All Constance wanted to do was to make people happy. Why was it her job to fix them? Not one of the people she cared so much about knew where she was, right now. There wasn’t a sinner to remember that she had a mammogram today, or enquire how it had gone, and a terrible sharp desire came over Constance to be told the lump was malignant, so she could say to Dessie, ‘You know where I was this morning?’ and tell her mother, ‘Yes Mammy, cancer, they saw it on the scan’, then wait for the news to filter, finally, through to Lauren, Eileen, Martha Hingerty: who would then be obliged to call, ‘Why didn’t you tell me? I just heard.’

There it was.

She was in the room and there it was: a picture of her breast was pinned on to a light-box on the wall and, on her breast, which was a network of white lines and intersections, was a lump: it looked like a knot, a snarl of light.
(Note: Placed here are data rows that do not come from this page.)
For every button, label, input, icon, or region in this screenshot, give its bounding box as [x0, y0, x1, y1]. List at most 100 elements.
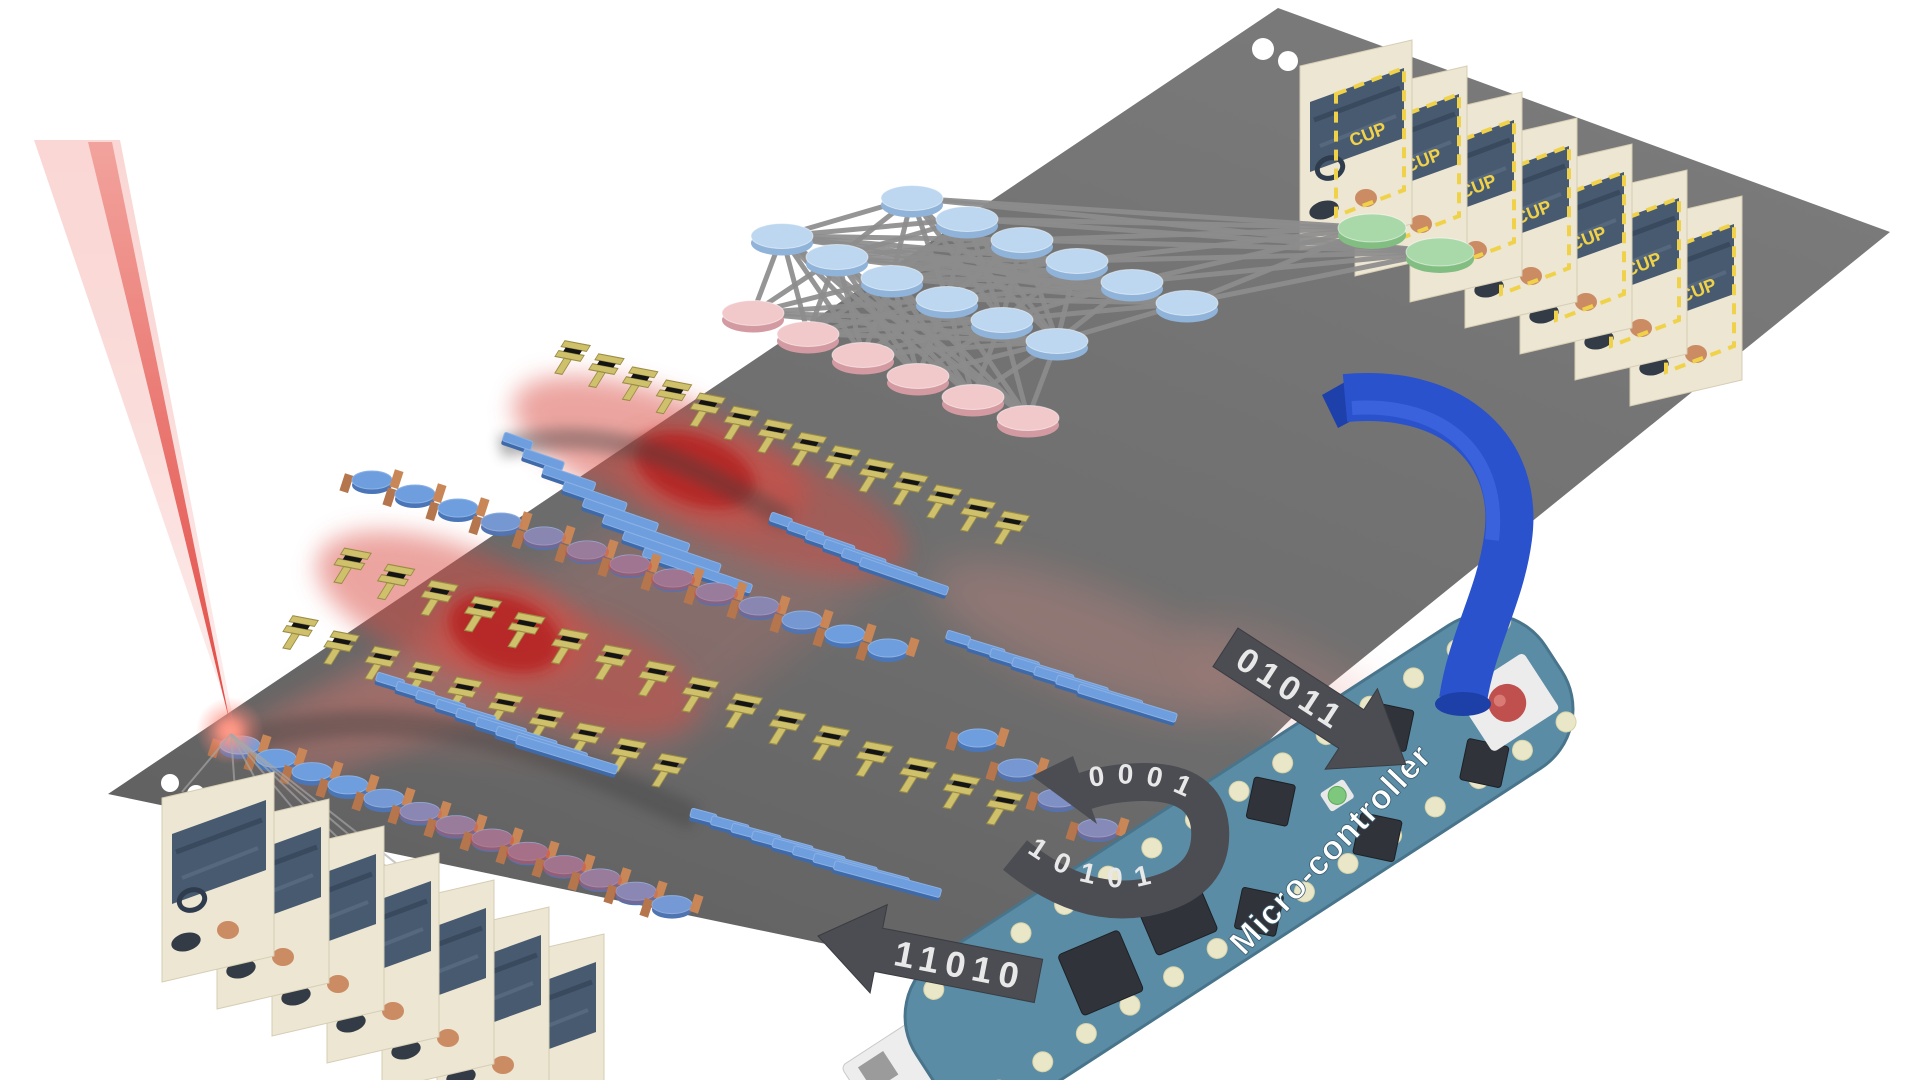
network-node-hidden1 — [915, 286, 979, 319]
network-edge — [966, 216, 1373, 231]
idt-electrode — [554, 340, 591, 375]
resonator-disc — [640, 567, 705, 592]
idt-electrode — [364, 645, 401, 681]
network-node-output — [1337, 213, 1407, 249]
idt-electrode — [768, 708, 807, 746]
chip — [1058, 930, 1144, 1016]
solder-pad — [1272, 752, 1294, 774]
idt-electrode — [724, 692, 764, 729]
solder-pad — [1293, 881, 1315, 903]
usb-pad — [857, 1050, 899, 1080]
solder-pad — [1402, 667, 1424, 689]
idt-electrode — [420, 579, 459, 617]
network-node-hidden1 — [750, 223, 814, 256]
idt-electrode — [811, 724, 851, 762]
solder-pad — [1075, 1022, 1097, 1044]
resonator-disc — [769, 609, 834, 634]
resonator-disc — [554, 539, 619, 564]
solder-pad — [1555, 711, 1577, 733]
fan-line — [181, 733, 232, 793]
solder-pad — [1511, 739, 1533, 761]
network-edge — [964, 217, 1060, 343]
network-edge — [1076, 225, 1373, 264]
idt-electrode — [790, 431, 828, 467]
solder-pad — [1141, 837, 1163, 859]
network-node-hidden2 — [1155, 290, 1219, 323]
idt-electrode — [507, 611, 546, 649]
grating-bar — [858, 557, 949, 599]
idt-electrode — [892, 471, 929, 506]
idt-electrode — [376, 563, 416, 601]
idt-electrode — [898, 756, 938, 794]
network-edge — [1021, 225, 1373, 243]
idt-electrode — [637, 660, 677, 697]
idt-electrode — [993, 510, 1031, 546]
resonator-disc — [382, 483, 447, 508]
resonator-disc — [1065, 817, 1130, 842]
classified-image-card: CUP — [1299, 39, 1413, 251]
reset-button[interactable] — [1481, 677, 1534, 730]
idt-electrode — [756, 418, 794, 454]
network-edge — [780, 234, 920, 378]
network-edge — [890, 276, 1030, 420]
idt-electrode — [550, 628, 590, 665]
idt-electrode — [723, 405, 760, 441]
network-node-input — [831, 342, 895, 375]
solder-pad — [1228, 780, 1250, 802]
network-node-input — [941, 384, 1005, 417]
resonator-disc — [387, 800, 452, 826]
resonator-disc — [945, 727, 1010, 752]
network-node-hidden1 — [970, 307, 1034, 340]
resonator-disc — [339, 469, 404, 494]
solder-pad — [1206, 937, 1228, 959]
network-node-hidden2 — [1100, 269, 1164, 302]
chip — [1352, 812, 1403, 863]
network-edge — [1186, 249, 1441, 306]
idt-electrode — [594, 644, 633, 681]
network-node-input — [886, 363, 950, 396]
idt-electrode — [405, 661, 442, 696]
network-node-hidden2 — [1045, 248, 1109, 281]
idt-electrode — [463, 595, 503, 633]
reset-button-highlight — [1493, 694, 1506, 707]
network-node-hidden1 — [860, 265, 924, 298]
network-node-input — [776, 321, 840, 354]
network-node-hidden2 — [935, 206, 999, 239]
idt-electrode — [855, 740, 894, 778]
network-edge — [909, 196, 1005, 322]
solder-pad — [1337, 853, 1359, 875]
resonator-disc — [468, 511, 533, 536]
network-node-hidden2 — [990, 227, 1054, 260]
grating-bar — [832, 860, 942, 902]
idt-electrode — [959, 497, 997, 533]
idt-electrode — [651, 752, 688, 788]
solder-pad — [1163, 966, 1185, 988]
idt-electrode — [655, 379, 693, 415]
idt-electrode — [925, 484, 963, 520]
chip — [1245, 776, 1296, 827]
resonator-disc — [726, 595, 791, 620]
network-edge — [779, 234, 866, 357]
acoustic-waveguide-upper — [339, 340, 1031, 662]
resonator-disc — [855, 637, 920, 662]
idt-electrode — [858, 458, 896, 493]
idt-electrode — [942, 772, 981, 810]
usb-transfer-arrow — [1322, 373, 1534, 716]
waveguide-channels — [234, 427, 794, 830]
grating-bar — [514, 734, 619, 778]
idt-electrode — [689, 392, 727, 428]
resonator-disc — [511, 525, 576, 550]
solder-pad — [1010, 922, 1032, 944]
network-node-hidden1 — [805, 244, 869, 277]
idt-electrode — [985, 789, 1025, 826]
network-edge — [910, 196, 1059, 343]
resonator-disc — [597, 553, 662, 578]
resonator-disc — [812, 623, 877, 648]
network-node-hidden1 — [1025, 328, 1089, 361]
resonator-disc — [985, 757, 1050, 782]
idt-electrode — [333, 547, 372, 585]
idt-electrode — [681, 676, 720, 713]
grating-bar — [1076, 683, 1178, 726]
laser-beam — [34, 140, 264, 765]
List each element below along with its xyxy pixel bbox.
And everything around it — the exterior line of the breast, the map of ducts, or veins, perhaps — was very beautiful, like a landscape seen from space, one of those pictures of the earth taken at night.

But there might have been an arrow pointing to the thing. There might as well have been a big stick-on piece of cardboard with the word CANCER written on it in red marker, because even Constance could see it, there was no doubt it was there. It was a while before she could look away from it and listen to what the doctor was saying.

‘You’re a bit old for one and a bit young for the other, if you know what I mean.’

Was that good?

Constance was lying on the couch. The doctor, who was a woman, had the sonic pen Constance remembered from her pregnancies, and she thought she heard the liquid boom of a baby’s heart through the Doppler machine. Then she realised it was the sound of her own blood, rushing in the flesh of her ears.

The doctor looked to the picture on the light-box, and felt — unerring — for the lump. She moved her index finger around it, while her other hand brought the pen into play and the screen beside Constance jumped into life. The picture was in black and white, and this time the inside of her breast looked like marble, it was mottled in exactly the same way. It was marbled the way a steak was marbled, she thought, because what she was looking at was fat. Before she knew what was happening, the woman had a needle in there — too fine, almost, to hurt, she could see it on the screen reaching into a blob of darkness, and she looked down in real life as it was taken out, and she realised a nurse was holding her by the shoulders so she would not make any sudden movement. As soon as the needle was gone she wanted to sit up and take a breath, and this is what she did. She was wiping the jelly off her skin with some rough green paper towel, she was reaching for the basket of clothes as the doctor said, ‘Hang on.’ Then the doctor repeated what she had just said. Some word like ‘adenoids’ or ‘carcinoma’ and then: ‘I think — hang on — So I am ninety-five per cent — OK? — ninety-five per cent sure this is what it is. And you are a bit old for it, but you’re a bit young for the other, all right? With your history, and what I am seeing here on the screen.’

Constance still couldn’t understand a word of it. This is why everyone took so long in this room. It was because everyone was stupid, like her.